« Une grande soprano chante ce soir à Liège », glisse sur le ton de la confidence le chauffeur de taxi alors que la voiture s’engage sur le Boulevard de la Sauvenière. En cette période de l’Avent, la ville illuminée a les oreilles rivées sur son opéra où Annick Massis reprend le rôle de Lucia di Lammermoor. Peut-on rêver meilleure interprète pour cet ouvrage emblématique du répertoire romantique ? L’essence légère de la voix correspond aux intentions de Donizetti, contre l’avis de certains qui, prétextant Callas, voudraient davantage d’ampleur dramatique. La fraîcheur inaltérée du chant tire un trait sur ces discussions d’un autre temps. Annoncée par le frémissement liquide d’une harpe éloquente, Annick Massis parait et le personnage s’impose, juvénile, éthéré, diaphane presque, sans qu’aucune ombre ne suggère les égarements mentaux qui font de Lucia la cinglée la plus fameuse du bel canto. L’aria di sortita « Regnava nel silenzio » tracée d’un trait fin avec, en contrepoint bienvenu, l’Alisa incarnée d’Alexise Yerna ; « Quando rapito in estasi », la cabalette, ornée d’un trille délicat comme un battement d’ailes de papillon ; le duo avec Edgardo d’une grâce innocente… : les numéros se succèdent, nimbés d’une même lumière dont la pureté est douceur. Cette Lucia de porcelaine sera brisée sans effort par son frère, Enrico. On a pourtant connu des Ashton plus teigneux qu’Ivan Thirion. La distinction ici est de famille et le baryton belge se caractérise d’abord par le souci d’une ligne longue et dépourvue d’accrocs. Si veulerie il y a, elle se niche cette fois chez le chapelain, Raimondo, auquel la voix noire et sonore de Roberto Tagliavini prête un relief inquiétant. Prise en étau dans cette lutte de pouvoir, Lucia en perdra la raison.

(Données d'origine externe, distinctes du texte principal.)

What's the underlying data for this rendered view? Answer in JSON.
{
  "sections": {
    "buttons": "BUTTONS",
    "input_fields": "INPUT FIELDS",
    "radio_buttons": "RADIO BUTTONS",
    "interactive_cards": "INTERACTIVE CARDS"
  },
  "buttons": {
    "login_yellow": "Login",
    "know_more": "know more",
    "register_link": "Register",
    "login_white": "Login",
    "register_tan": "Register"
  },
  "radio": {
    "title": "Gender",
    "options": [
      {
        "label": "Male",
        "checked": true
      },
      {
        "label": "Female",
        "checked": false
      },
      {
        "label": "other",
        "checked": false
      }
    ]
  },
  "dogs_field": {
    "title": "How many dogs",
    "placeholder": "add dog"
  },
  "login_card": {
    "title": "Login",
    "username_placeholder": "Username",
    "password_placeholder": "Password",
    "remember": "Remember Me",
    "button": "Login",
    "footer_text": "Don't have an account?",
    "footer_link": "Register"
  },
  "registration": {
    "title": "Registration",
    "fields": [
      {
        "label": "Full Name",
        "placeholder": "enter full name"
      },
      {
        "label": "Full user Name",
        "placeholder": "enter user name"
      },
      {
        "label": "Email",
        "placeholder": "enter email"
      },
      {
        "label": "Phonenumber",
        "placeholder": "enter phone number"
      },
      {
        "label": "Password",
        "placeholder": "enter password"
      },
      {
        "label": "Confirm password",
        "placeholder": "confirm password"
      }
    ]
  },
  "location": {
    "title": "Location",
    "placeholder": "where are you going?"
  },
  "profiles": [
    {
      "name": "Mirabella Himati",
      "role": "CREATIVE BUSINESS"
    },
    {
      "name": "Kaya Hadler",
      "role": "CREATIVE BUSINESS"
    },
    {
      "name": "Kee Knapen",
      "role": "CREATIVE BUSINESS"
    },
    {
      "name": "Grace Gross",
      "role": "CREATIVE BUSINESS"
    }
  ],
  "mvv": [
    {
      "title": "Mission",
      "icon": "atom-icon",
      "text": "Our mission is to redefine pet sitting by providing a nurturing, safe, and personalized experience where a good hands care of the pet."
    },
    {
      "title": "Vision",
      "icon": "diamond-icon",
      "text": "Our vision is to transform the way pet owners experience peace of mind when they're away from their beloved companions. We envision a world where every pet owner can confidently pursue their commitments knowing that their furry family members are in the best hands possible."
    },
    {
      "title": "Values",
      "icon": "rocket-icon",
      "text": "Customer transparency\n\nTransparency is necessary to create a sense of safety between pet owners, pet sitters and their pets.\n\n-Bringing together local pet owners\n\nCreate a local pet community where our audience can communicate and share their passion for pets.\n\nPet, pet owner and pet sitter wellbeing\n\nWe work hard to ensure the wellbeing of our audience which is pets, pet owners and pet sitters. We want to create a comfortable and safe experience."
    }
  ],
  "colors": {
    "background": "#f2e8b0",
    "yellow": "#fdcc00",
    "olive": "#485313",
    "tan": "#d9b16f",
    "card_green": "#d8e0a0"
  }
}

© Opéra Royal de Wallonie – Lorraine Wauters
Attendue comme à chaque fois, la scène de folie est vécue à la manière d’un songe, couronnée d’aigus imparables, moins cristallins qu’aériens en un dialogue céleste avec l’harmonica de verre, rétabli conformément à la volonté initiale de Donizetti (des raisons financières avaient contraint le compositeur d’utiliser une flûte le soir de la création, à Naples en 1835). Voir dans la chambre au-dessus de la salle de mariage Lucia préméditer son meurtre, frapper de sang-froid son malheureux époux, lui trancher la tête puis, une fois redescendue, la jeter froidement au pied des invités va à l’encontre de l’angélisme qui alors prévalait. Avec la mort d’Egardo écrasé sous ce qu’on imagine être l’effondrement de sa tourelle, il s’agit du seul faux-pas de Stefano Mazzonis Di Pralafera. La mise en scène d’un dix-neuvièmisme assumé se distingue par l’usage de costumes conformes aux lieux et à l’époque du drame. Le décor consiste en deux tours pivotantes, l’une voulue imposante – l’ex château des Ravenswood occupé par Lucia et son frère –, l’autre délabrée – la demeure d’Edgardo. Entre les deux, des troncs d’arbres nus et une fontaine, descendus des cintres, symbolisent la forêt où Lucia retrouve son amant. Pour une fois, il est inutile de lire préalablement la note d’intention, les partis pris sont limpides.
Revenu à sa nature fondamentale de ténor lyrique dont Arnold dans Guillaume Tell la saison dernière l’avait détourné, Celso Albelo fait du tableau final l’exact pendant de la scène de folie. Intensité émotionnelle, scrupules stylistiques, la symétrie est d’autant plus appréciable qu’à l’ardeur d’Edgardo répond la candeur virginale de Lucia. Immanquablement passe dans ce chant de haute tenue, lié et racé, l’ombre d’Alfredo Kraus, originaire des Iles Canaries comme Celso Albelo et revendiqué pour modèle, avec cependant dans le dernier air un usage personnel et bienvenue de la demi-teinte.
A l’exemple des chanteurs, un même souci d’élégance habite la direction de Jésús López-Cobos (auquel on doit le premier enregistrement véritablement intègre de l’ouvrage en 1976, aux côtés de Montserrat Caballé et José Carreras). Elégance d’une lecture fluide, discrète au point d’en paraître parfois éteinte, dépourvue d’emphase et d’éclats dont l’apparente facilité rappelle cette leçon donnée par Voltaire dans son Dictionnaire philosophique : « si l’élégance a toujours l’air facile, tout ce qui est facile et naturel n’est cependant pas élégant ».
La représentation du 25 novembre 2015 est disponible en replay jusqu’au 26 mai 2016 sur CultureBox.